The device certainly has an engaging design, even if it does bear more than a passing resemblance to an air freshener. The overall look however, is clean and sleek, and with the customizable bases the Home allows you to play with color. It’s pretty easy to set up as well, and can be ready for use within mere minutes. It’s easy to integrate Google Home with both iOS and Android, and the home itself is helped along by the conversational Google Assistant.
Google Home is also better than the Alexa Echo at providing more accurate and detailed answers, thanks to its in-depth knowledge graph. While the device gives off a bit of a formal feel, it does come packed with a personality honed by writers from the Onion and Pixar. However, unlike the Alexa, this personality can come across as forced at times. Also, it can only link to one account at a time, and doesn’t have the capability to switch between profiles. This means you can’t personalize Google Home for multiple family members – it’ll always only respond to one person and their calendar and music playlists.
Google Home can control smart-home devices like Phillips Hue Bulbs and SmartThings Devices. (Phillips Hue and SmartThings are two of its fourhome launch partners, the other two being Nest and IFTTT). It can also stream content directly to your TV through Chromecast. Music apps, of course, have a strong focus on them, and the Home supports Google Play Music, Spotify, Pandora and YouTube Music, whilst allowing the user to select a default player. It’s also able to handle files with punctuation in the filenames. The sound has a heavy emphasis on bass, and can completely fill up a room if placed in a corner. However, the Alexa is observed to have a cleaner sound.
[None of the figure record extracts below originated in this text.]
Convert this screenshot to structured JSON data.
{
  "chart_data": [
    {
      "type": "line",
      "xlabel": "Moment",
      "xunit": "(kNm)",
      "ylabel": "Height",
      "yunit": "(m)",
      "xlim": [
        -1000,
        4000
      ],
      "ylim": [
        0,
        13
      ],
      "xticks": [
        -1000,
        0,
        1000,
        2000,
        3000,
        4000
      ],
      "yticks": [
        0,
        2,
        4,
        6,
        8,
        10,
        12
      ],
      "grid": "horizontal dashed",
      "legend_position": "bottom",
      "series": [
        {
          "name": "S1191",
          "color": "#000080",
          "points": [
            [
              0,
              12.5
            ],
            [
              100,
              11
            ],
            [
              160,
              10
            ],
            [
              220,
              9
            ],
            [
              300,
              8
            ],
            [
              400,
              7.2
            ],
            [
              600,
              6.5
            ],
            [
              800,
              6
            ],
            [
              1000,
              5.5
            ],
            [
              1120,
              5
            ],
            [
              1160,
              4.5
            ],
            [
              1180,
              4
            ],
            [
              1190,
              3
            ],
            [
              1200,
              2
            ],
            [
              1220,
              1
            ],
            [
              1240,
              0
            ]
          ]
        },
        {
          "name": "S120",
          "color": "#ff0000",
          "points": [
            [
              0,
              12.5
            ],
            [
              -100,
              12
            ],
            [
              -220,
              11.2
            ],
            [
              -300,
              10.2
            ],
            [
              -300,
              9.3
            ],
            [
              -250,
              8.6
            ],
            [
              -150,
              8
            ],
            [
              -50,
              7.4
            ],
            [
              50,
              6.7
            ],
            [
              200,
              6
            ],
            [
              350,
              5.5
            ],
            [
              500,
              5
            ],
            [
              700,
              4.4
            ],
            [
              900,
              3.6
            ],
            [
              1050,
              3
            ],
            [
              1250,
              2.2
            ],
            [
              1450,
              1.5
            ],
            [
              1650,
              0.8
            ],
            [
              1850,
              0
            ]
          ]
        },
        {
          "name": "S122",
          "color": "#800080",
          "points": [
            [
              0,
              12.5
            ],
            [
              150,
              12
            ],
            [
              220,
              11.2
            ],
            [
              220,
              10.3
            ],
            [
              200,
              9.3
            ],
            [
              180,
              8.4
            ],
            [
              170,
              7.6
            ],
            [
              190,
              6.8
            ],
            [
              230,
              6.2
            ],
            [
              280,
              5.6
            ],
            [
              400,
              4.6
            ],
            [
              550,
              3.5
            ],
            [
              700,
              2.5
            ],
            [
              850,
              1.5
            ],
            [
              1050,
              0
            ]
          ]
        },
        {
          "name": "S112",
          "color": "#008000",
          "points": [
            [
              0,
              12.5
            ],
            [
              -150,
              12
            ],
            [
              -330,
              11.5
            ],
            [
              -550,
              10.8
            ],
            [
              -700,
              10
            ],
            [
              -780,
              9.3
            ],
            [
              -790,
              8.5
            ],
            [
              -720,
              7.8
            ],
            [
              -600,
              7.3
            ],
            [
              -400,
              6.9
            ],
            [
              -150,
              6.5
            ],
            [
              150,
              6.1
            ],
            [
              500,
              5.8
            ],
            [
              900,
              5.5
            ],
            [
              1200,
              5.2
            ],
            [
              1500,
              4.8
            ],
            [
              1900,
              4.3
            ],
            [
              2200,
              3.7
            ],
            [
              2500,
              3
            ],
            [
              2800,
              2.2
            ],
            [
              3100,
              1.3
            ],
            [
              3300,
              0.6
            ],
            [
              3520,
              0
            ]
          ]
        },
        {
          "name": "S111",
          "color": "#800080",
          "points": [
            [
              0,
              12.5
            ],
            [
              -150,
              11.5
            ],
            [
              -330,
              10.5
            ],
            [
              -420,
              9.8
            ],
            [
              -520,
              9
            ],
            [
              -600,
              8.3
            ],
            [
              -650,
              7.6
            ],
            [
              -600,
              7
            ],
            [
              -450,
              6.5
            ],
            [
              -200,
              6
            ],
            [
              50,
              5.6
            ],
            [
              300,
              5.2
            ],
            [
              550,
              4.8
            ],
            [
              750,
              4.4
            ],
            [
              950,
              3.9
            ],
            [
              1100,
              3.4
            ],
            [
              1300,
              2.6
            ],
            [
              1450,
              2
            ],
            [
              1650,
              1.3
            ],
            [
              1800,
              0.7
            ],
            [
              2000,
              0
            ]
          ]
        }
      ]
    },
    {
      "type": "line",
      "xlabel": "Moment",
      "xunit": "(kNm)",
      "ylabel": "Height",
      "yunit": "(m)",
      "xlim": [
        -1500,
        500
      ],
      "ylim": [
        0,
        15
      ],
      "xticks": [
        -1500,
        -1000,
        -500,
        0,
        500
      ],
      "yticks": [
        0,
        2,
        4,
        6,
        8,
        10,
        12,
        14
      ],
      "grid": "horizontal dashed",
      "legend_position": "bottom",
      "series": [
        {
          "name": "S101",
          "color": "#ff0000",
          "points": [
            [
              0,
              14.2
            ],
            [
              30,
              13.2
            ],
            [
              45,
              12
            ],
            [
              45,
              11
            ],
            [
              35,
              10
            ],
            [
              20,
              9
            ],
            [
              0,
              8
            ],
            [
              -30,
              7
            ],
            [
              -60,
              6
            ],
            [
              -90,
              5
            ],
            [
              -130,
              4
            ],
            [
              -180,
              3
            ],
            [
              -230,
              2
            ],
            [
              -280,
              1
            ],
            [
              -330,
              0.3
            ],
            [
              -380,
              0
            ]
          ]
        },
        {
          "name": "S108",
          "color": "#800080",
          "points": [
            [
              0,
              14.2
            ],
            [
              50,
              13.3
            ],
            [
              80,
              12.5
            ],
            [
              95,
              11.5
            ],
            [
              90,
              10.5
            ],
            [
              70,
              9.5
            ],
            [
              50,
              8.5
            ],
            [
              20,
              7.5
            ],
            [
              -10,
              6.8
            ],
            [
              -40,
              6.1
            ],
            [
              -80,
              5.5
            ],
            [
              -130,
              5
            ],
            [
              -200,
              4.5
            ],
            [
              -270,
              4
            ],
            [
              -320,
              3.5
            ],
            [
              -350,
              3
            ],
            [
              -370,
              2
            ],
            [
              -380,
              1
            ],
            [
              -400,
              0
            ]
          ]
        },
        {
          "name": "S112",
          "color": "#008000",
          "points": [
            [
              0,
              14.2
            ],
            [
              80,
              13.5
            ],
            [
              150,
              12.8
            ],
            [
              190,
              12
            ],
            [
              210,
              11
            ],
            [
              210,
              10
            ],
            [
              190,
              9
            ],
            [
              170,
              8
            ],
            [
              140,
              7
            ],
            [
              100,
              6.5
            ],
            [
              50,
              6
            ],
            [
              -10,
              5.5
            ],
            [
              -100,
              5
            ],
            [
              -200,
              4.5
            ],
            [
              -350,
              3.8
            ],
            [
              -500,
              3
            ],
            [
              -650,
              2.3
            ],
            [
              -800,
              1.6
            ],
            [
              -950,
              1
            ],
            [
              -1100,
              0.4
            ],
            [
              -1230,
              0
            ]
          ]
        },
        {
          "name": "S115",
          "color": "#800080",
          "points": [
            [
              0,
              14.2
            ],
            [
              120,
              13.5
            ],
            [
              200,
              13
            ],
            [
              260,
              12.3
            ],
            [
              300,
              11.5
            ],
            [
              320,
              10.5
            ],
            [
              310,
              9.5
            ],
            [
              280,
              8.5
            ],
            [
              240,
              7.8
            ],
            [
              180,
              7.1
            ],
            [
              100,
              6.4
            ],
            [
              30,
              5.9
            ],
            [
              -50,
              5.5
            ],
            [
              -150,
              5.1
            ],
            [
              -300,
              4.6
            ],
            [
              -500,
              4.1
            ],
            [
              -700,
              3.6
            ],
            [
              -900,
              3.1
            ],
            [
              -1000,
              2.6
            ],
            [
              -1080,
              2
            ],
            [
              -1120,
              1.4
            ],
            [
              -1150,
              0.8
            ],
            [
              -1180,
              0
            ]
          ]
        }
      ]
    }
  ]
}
On the privacy front, the Home only records what you say after it has been activated with a tap or by using wake words like “Hey, Google”. And it lets you know when it’s listening in on you by lighting up. Plus, users can mute the Home to prevent it from listening for a wake word entirely, and can also go over their search history to delete a query or the entire history altogether.
Google Home faces limitations in terms of third party apps and skills, however. Compared to the Alexa’s plethora of 3000 skills, it fares poorly, but then, it is a newer device than the 2 year old Echo. With more software updates and third party integration, this should have quite the bright future in front of it.